Denosing 3D Gaussians with DiT conditioned on multiview images for 3D assets -- via hierarchical Level of Detail representation for 3D Gaussians.
Zhang et al., "SparseSplat: Towards Applicable Feed-Forward 3D Gaussian Splatting with Pixel-Unaligned Prediction"
Feed-forward 3D Gaussian Splatting is often pixel-aligned. Here's a non-aligned one, based on 3D point clouds and anchors.
Khangaonkar et al., "Multimodal Large Language Models Cannot Spot Spatial Inconsistencies"
A benchmark for spotting spatial inconsistencies. MLLMs are still quite far from being accurate. Reminds me of various automated benchmarks that have recently been shown to be misleading.

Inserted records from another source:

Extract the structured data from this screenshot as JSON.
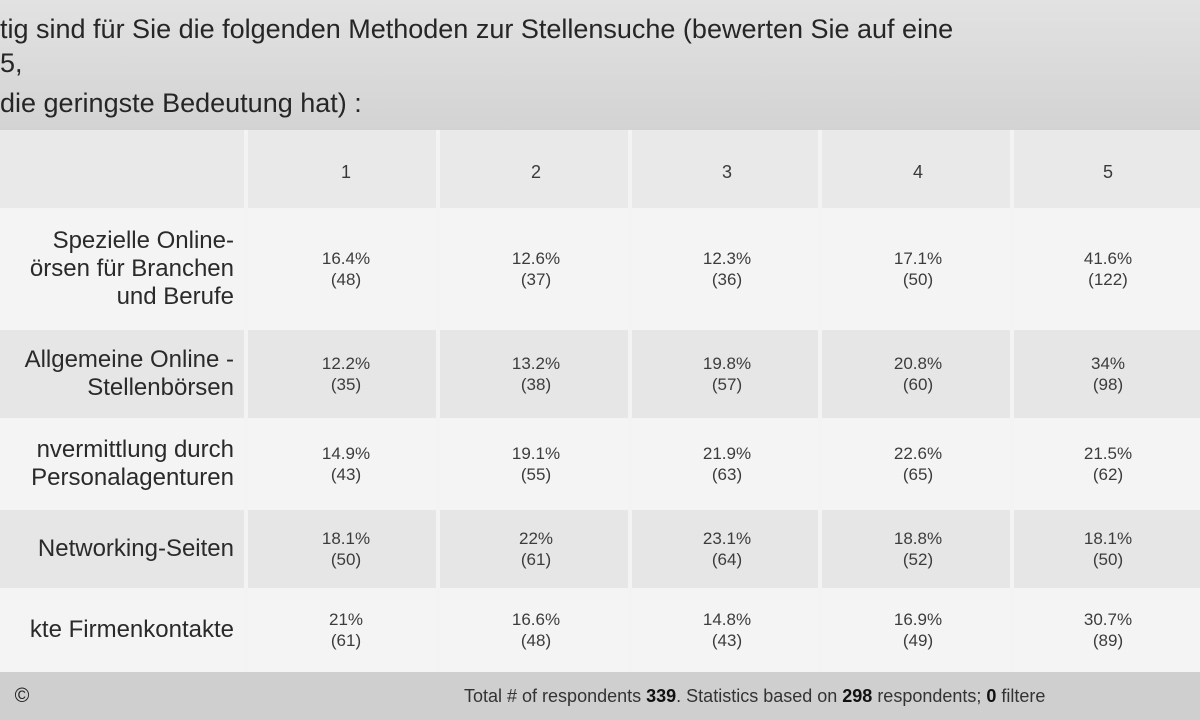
{
  "question": {
    "line1": "tig sind für Sie die folgenden Methoden zur Stellensuche (bewerten Sie auf eine",
    "line2": "5,",
    "line3": "die geringste Bedeutung hat) :"
  },
  "columns": [
    "1",
    "2",
    "3",
    "4",
    "5"
  ],
  "rows": [
    {
      "label": [
        "Spezielle Online-",
        "örsen für Branchen",
        "und Berufe"
      ],
      "cells": [
        {
          "pct": "16.4%",
          "count": "(48)"
        },
        {
          "pct": "12.6%",
          "count": "(37)"
        },
        {
          "pct": "12.3%",
          "count": "(36)"
        },
        {
          "pct": "17.1%",
          "count": "(50)"
        },
        {
          "pct": "41.6%",
          "count": "(122)"
        }
      ]
    },
    {
      "label": [
        "Allgemeine Online -",
        "Stellenbörsen"
      ],
      "cells": [
        {
          "pct": "12.2%",
          "count": "(35)"
        },
        {
          "pct": "13.2%",
          "count": "(38)"
        },
        {
          "pct": "19.8%",
          "count": "(57)"
        },
        {
          "pct": "20.8%",
          "count": "(60)"
        },
        {
          "pct": "34%",
          "count": "(98)"
        }
      ]
    },
    {
      "label": [
        "nvermittlung durch",
        "Personalagenturen"
      ],
      "cells": [
        {
          "pct": "14.9%",
          "count": "(43)"
        },
        {
          "pct": "19.1%",
          "count": "(55)"
        },
        {
          "pct": "21.9%",
          "count": "(63)"
        },
        {
          "pct": "22.6%",
          "count": "(65)"
        },
        {
          "pct": "21.5%",
          "count": "(62)"
        }
      ]
    },
    {
      "label": [
        "Networking-Seiten"
      ],
      "cells": [
        {
          "pct": "18.1%",
          "count": "(50)"
        },
        {
          "pct": "22%",
          "count": "(61)"
        },
        {
          "pct": "23.1%",
          "count": "(64)"
        },
        {
          "pct": "18.8%",
          "count": "(52)"
        },
        {
          "pct": "18.1%",
          "count": "(50)"
        }
      ]
    },
    {
      "label": [
        "kte Firmenkontakte"
      ],
      "cells": [
        {
          "pct": "21%",
          "count": "(61)"
        },
        {
          "pct": "16.6%",
          "count": "(48)"
        },
        {
          "pct": "14.8%",
          "count": "(43)"
        },
        {
          "pct": "16.9%",
          "count": "(49)"
        },
        {
          "pct": "30.7%",
          "count": "(89)"
        }
      ]
    }
  ],
  "footer": {
    "copyright": "©",
    "prefix": "Total # of respondents ",
    "total": "339",
    "middle": ". Statistics based on ",
    "based": "298",
    "middle2": " respondents; ",
    "filtered": "0",
    "suffix": " filtere"
  }
}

Zhang et al., "Watch Before You Answer: Learning from Visually Grounded Post-Training"
When post-training VQA, sometimes your answers can be inferred easily **without** the images. These shortcuts are harmful. Removing them can improve performance.
Ma et al., "SimpleProc: Fully Procedural Synthetic Data
from Simple Rules for Multi-View Stereo"
Turns out you can achieve state of the art, or even outperform it, with ZERO real data for multi-view stereo. Which actually does make sense since you are learning to solve geometry.
Huang et al., "UniRecGen: Unifying Multi-View 3D Reconstruction and Generation"
Estimate 3D point clouds (maps) in both camera and object coordinates, which leads to better multi-view feed-forward reconstruction.
Newman et al., "Video Models Reason Early: Exploiting Plan Commitment for Maze Solving"
Similar to the chain of steps paper, the so-called "reasoning" of video models seems to happen early, allowing exploitation of early steps for better problem solving.
Li and Luo et al., "Benchmarking PhD-Level Coding in 3D Geometric Computer Vision"
Am I replaced yet? Not yet! 3D seems still hard. I guess we still have to provide them with tools for now. But for how much longer?